There's a slight modification we had to make. Due to the way the intersection operator works (intersecting 1 and 2 doesn't make sense), we're using records with a single property corresponding to the numerical value.

Similarly to + & 0 and * & 1 (as long as natural numbers are concerned), their type system counterparts, | & never and & & unknown, form a monoid. There's one subtle difference, though: never & unknown are not limited to any particular type, thus they can be considered "universal empty values".

Now, to the point. The claim at the very beginning was that if one really squints, they can see a monoid in the two aforementioned types. Armed in all the necessary theory, and the examples above, we can now verify that.

type Paths<TRoute, TPath extends string = ""> = TRoute extends [
  infer THead,
  ...infer TTail,
  ? Paths<THead, TPath> | Paths<TTail, TPath>
  : TRoute extends NonIndexRouteObject
  ? PathJoin<
      TRoute["path"] extends string ? TRoute["path"] : ""
    > extends infer P extends string
    ? Paths<TRoute["children"], P> | P
    : never
  : TRoute extends IndexRouteObject
  ? TPath
  : never;

Note the highlighted lines. Indeed, the result of type Paths (a string) kinda forms a monoid under union (|) with the empty value of never.
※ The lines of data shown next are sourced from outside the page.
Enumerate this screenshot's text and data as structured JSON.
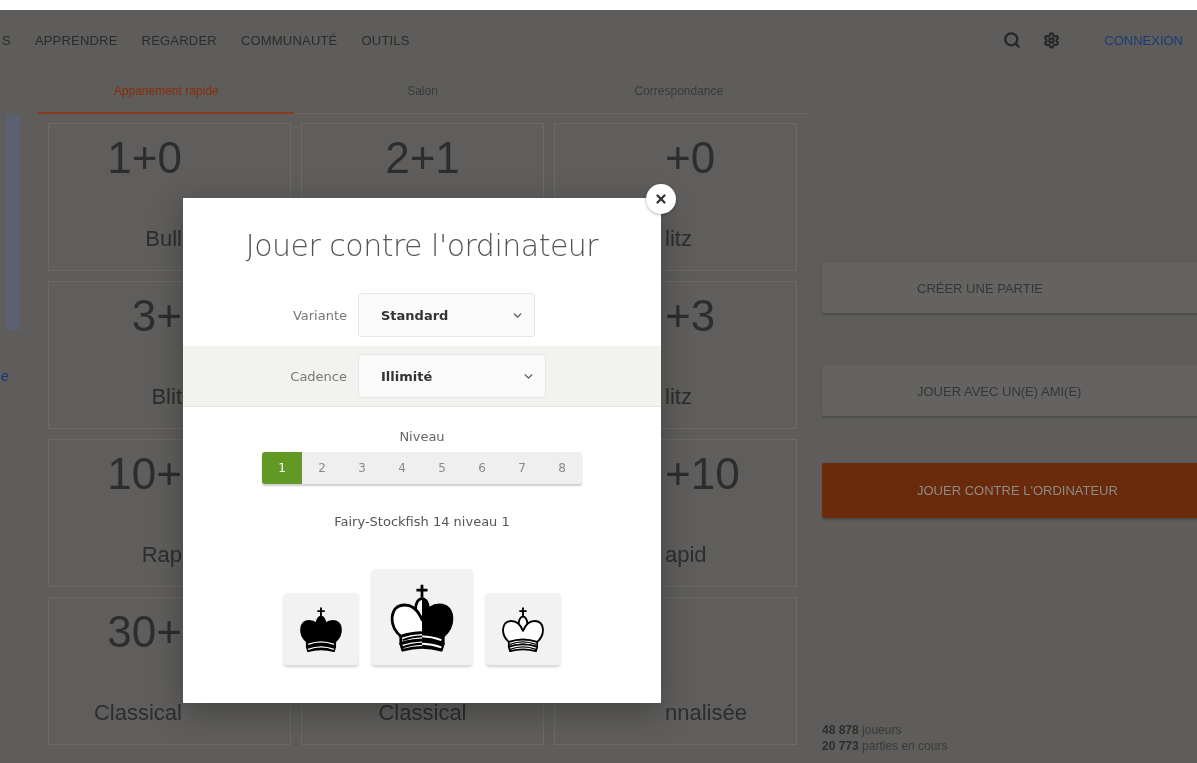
{
  "nav": {
    "items": [
      "S",
      "APPRENDRE",
      "REGARDER",
      "COMMUNAUTÉ",
      "OUTILS"
    ],
    "login": "CONNEXION"
  },
  "left_rail": {
    "link": "e"
  },
  "tabs": [
    {
      "label": "Appariement rapide",
      "selected": true
    },
    {
      "label": "Salon",
      "selected": false
    },
    {
      "label": "Correspondance",
      "selected": false
    }
  ],
  "pools": [
    {
      "kind": "card",
      "time": "1+0",
      "name": "Bull"
    },
    {
      "kind": "card",
      "time": "2+1"
    },
    {
      "kind": "card",
      "time": "+0",
      "name": "litz"
    },
    {
      "kind": "card",
      "time": "3+",
      "name": "Blit"
    },
    {
      "kind": "hidden"
    },
    {
      "kind": "card",
      "time": "+3",
      "name": "litz"
    },
    {
      "kind": "card",
      "time": "10+",
      "name": "Rap"
    },
    {
      "kind": "hidden"
    },
    {
      "kind": "card",
      "time": "+10",
      "name": "apid"
    },
    {
      "kind": "card",
      "time": "30+",
      "name": "Classical"
    },
    {
      "kind": "card",
      "name": "Classical"
    },
    {
      "kind": "card",
      "name": "nnalisée"
    }
  ],
  "actions": [
    {
      "label": "CRÉER UNE PARTIE",
      "kind": "plain"
    },
    {
      "label": "JOUER AVEC UN(E) AMI(E)",
      "kind": "plain"
    },
    {
      "label": "JOUER CONTRE L'ORDINATEUR",
      "kind": "primary"
    }
  ],
  "stats": [
    "**48 878** joueurs",
    "**20 773** parties en cours"
  ],
  "dialog": {
    "title": "Jouer contre l'ordinateur",
    "fields": [
      {
        "label": "Variante",
        "value": "Standard",
        "highlighted": false
      },
      {
        "label": "Cadence",
        "value": "Illimité",
        "highlighted": true
      }
    ],
    "level": {
      "label": "Niveau",
      "options": [
        {
          "label": "1",
          "selected": true
        },
        {
          "label": "2",
          "selected": false
        },
        {
          "label": "3",
          "selected": false
        },
        {
          "label": "4",
          "selected": false
        },
        {
          "label": "5",
          "selected": false
        },
        {
          "label": "6",
          "selected": false
        },
        {
          "label": "7",
          "selected": false
        },
        {
          "label": "8",
          "selected": false
        }
      ]
    },
    "engine": "Fairy-Stockfish 14 niveau 1",
    "sides": [
      {
        "kind": "black"
      },
      {
        "kind": "random"
      },
      {
        "kind": "white"
      }
    ]
  }
}
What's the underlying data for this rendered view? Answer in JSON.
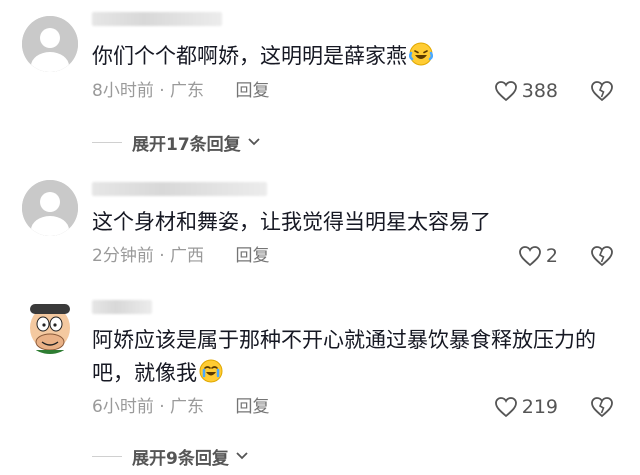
{
  "comments": [
    {
      "text": "你们个个都啊娇，这明明是薛家燕",
      "emoji": "laughing-crying-emoji",
      "time": "8小时前",
      "location": "广东",
      "reply_label": "回复",
      "likes": "388",
      "expand_label": "展开17条回复"
    },
    {
      "text": "这个身材和舞姿，让我觉得当明星太容易了",
      "time": "2分钟前",
      "location": "广西",
      "reply_label": "回复",
      "likes": "2"
    },
    {
      "text": "阿娇应该是属于那种不开心就通过暴饮暴食释放压力的吧，就像我",
      "emoji": "crying-laughing-emoji",
      "time": "6小时前",
      "location": "广东",
      "reply_label": "回复",
      "likes": "219",
      "expand_label": "展开9条回复"
    }
  ],
  "colors": {
    "meta": "#9a9a9a",
    "text": "#161823",
    "avatar_placeholder": "#c9c9c9"
  },
  "separator": "·"
}
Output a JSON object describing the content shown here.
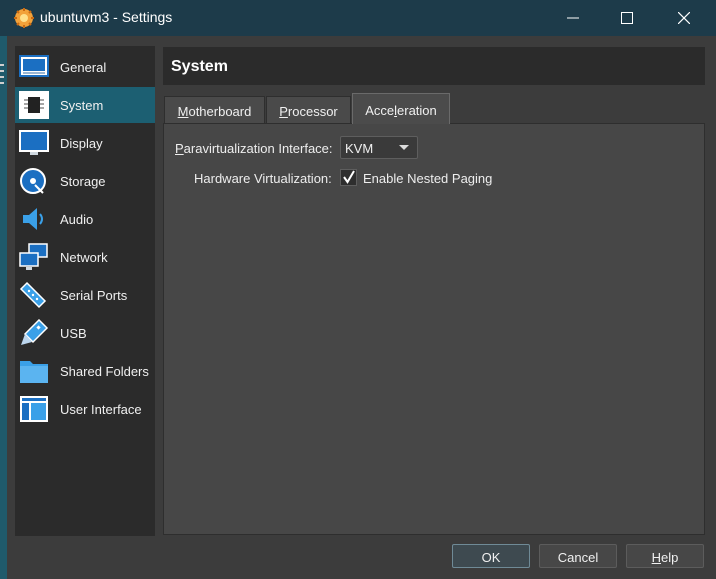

type PathFns<TRoute, TPath extends string = ''> = TRoute extends [
  infer THead,
  ...rest: infer TTail,
  ? PathFns<THead, TPath> & PathFns<TTail, TPath>
  : TRoute extends NonIndexRouteObject
  ? PathJoin<
      TRoute['path'] extends string ? TRoute['path'] : ''
    > extends infer P extends string
    ? PathFns<TRoute['children'], P> & PathFnFor<TRoute['slug'], P>
    : never
  : TRoute extends IndexRouteObject
  ? PathFnFor<TRoute['slug'], TPath>
  : unknown;

Similarly, the result of type PathFns (a Record<S, PathFn<P>>) kinda forms a monoid under intersection (&) with the empty value of unknown.

Thanks to that, we were able to combine the values together as we traversed the route graph, resulting in types containing all the information collected along the way.